A CORRERIA DO "AU-AU!"
Se alguém estiver pensando que pelo título acima trata-se da aventura de algum cachorrinho de estimação, estará completamente equivocado. O “au-au” dessa pequena crônica trata-se de um senhor que tem essa alcunha por andar sempre com o seu pequeno “lipe-lipe”, um inquieto e bonitinho cão, o qual o acompanha sempre amarrado a uma corrente no seu carrinho onde acumula produtos recicláveis através das ruas e lixeiras do nosso bairro.
Durante seus 48 anos de vida, o sr. Anísio já fez, como ele mesmo diz: “um pouco de tudo”. Já trabalhou muito em várias firmas e, ultimamente, em açougues, pois se considera e realmente sempre foi reconhecido como um eficiente açougueiro. Além disso, contituiu família, sendo pai de um casal de filhos, até que, devido a sua instabilidade em empregos e sua tendência etílica inveterada, o seu lar foi desfeito. Sua vida conjugal se desmoronou e partiu então para uma rotina solitária e instável, dormindo aqui e ali e vivendo de favores. Até que, certo dia, tomou uma decisão muito importante em sua desregrada vida: deu um tempo com a bebida, fez alguns “bicos” e conseguiu comprar um carrinho de mão para fazer carreto, onde passa os dias, como várias outras pessoas, juntando papelão, latinhas e demais produtos recicláveis. Além disso, conseguiu um cômodo para dormir e guardar seus apetrechos com mais segurança, não digo conforto. Mas, pelo menos, foi muito melhor do que ficar ao léu.

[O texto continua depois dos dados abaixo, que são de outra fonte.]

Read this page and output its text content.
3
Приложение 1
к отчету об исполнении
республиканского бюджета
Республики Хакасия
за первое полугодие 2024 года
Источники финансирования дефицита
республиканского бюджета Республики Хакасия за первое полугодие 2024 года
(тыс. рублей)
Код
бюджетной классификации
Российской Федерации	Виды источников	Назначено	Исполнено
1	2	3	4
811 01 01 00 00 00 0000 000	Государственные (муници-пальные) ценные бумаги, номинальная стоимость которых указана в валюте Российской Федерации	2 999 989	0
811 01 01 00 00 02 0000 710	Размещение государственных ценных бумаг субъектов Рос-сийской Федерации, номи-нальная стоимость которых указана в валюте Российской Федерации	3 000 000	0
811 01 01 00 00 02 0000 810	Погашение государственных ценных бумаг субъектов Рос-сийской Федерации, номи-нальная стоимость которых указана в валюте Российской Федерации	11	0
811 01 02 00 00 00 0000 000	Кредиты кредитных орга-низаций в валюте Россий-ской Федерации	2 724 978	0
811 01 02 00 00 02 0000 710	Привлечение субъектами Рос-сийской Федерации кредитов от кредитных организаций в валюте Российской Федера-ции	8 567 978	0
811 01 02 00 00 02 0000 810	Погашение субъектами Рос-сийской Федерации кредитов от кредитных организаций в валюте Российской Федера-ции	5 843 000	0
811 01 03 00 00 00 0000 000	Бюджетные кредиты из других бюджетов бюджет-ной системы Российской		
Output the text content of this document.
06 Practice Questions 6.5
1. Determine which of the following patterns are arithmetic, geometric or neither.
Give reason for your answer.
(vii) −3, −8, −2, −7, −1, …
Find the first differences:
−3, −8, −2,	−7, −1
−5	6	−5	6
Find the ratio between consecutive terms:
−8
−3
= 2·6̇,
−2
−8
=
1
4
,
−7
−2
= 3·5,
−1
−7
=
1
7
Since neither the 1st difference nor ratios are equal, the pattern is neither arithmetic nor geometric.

Apesar de nunca dispensar uma “branquinha”, o “au-au” até que se controla bem e bebe só o básico ou “socialmente”, como o próprio mesmo costuma dizer, entre gargalhadas e usando o seu bordão: “aqui não tem doido não!”. O que muito impressiona quem o conhece é a sua grande facilidade para conversar e trocar ideias. É algo que o diferencia dos demais trabalhadores dessa área. Em primeiro lugar, não demonstra “esquentar” a cabeça com nada. Para ele a vida sempre foi e é bela. É, portanto, muito brincalhão e criativo. Por exemplo, a começar pelo seu “carrinho” onde ele enfeitou com uma bandeira do Brasil que ganhou de uma freguesa. Ela ficou sendo a sua marca registrada, o seu baluarte. Outro apetrecho que ele faz questão de usar é um inseparável fone de ouvidos, daquele bem moderno, acoplado com um pequeno microfone. E o engraçado é que nada disso funciona: é só adorno. Só que, quando ele está inspirado, após”molhar a língua”, isto é, tomar umas e outras, para impressionar alguns pedestres e transeuntes incautos, ele passa a simular um “diálogo” esdrúxulo” com alguém imaginário, ou seja, vai conversando sozinho, só que tudo que ele diz tem sentido e qualquer pessoa pensa mesmo que ele, naquele momento, está se comunicando com algum colega de profissão. Só que é tudo balela. Na realidade, o “au-au” está apenas se divertindo e querendo fazer graça para passar o tempo. Pensando bem, ele é mesmo uma grande figura e um eterno gozador. Quem o conhece bem só assina embaixo, sem dúvida, pois sabe que ele não é lá muito de briga. Às vezes, simula também uma discussão com algum conhecido que está passando pelo outro lado da rua, então as demais pessoas que estão por fora do lance, realmente chegam a pensar que se trata mesmo de uma discussão séria ou começo de briga. Nada disso. São as palhaçadas do “au-au”. Quando a brincadeira chega ao fim, simplesmente, solta o seu bordão: “Aqui não tem doido não!”.
Como dessa vida não se leva nada, ele quer mesmo é aproveitar cada dia, cada hora, cada minuto, de olho nas lixeiras ou algum entulho das ruas daqui do nosso bairro da zona leste de São Paulo e mais uma vez, como o próprio diz, enchendo o peito: “o resto é resto!”. Só que, pensando bem, é disso que ele tira o seu sustento. Agora, vai falar isso pra ele!...O qual se autodenomina de “empresário”. Chegou a contratar um “funcionário” mas não demorou muito “mandou embora”. Segundo ele, o dito cujo estava chegando sempre atrasado ao serviço e não estava rendendo o máximo como ele queria. Mas, uma vez, tudo fruto da sua fértil imaginação. Enfim, o “au-au” é um grande barato e uma figura ímpar, apesar dos pesares. Afinal, “ninguém é um mal concentrado!” E acima de tudo, “aqui não tem doido não”, não é “au-au”?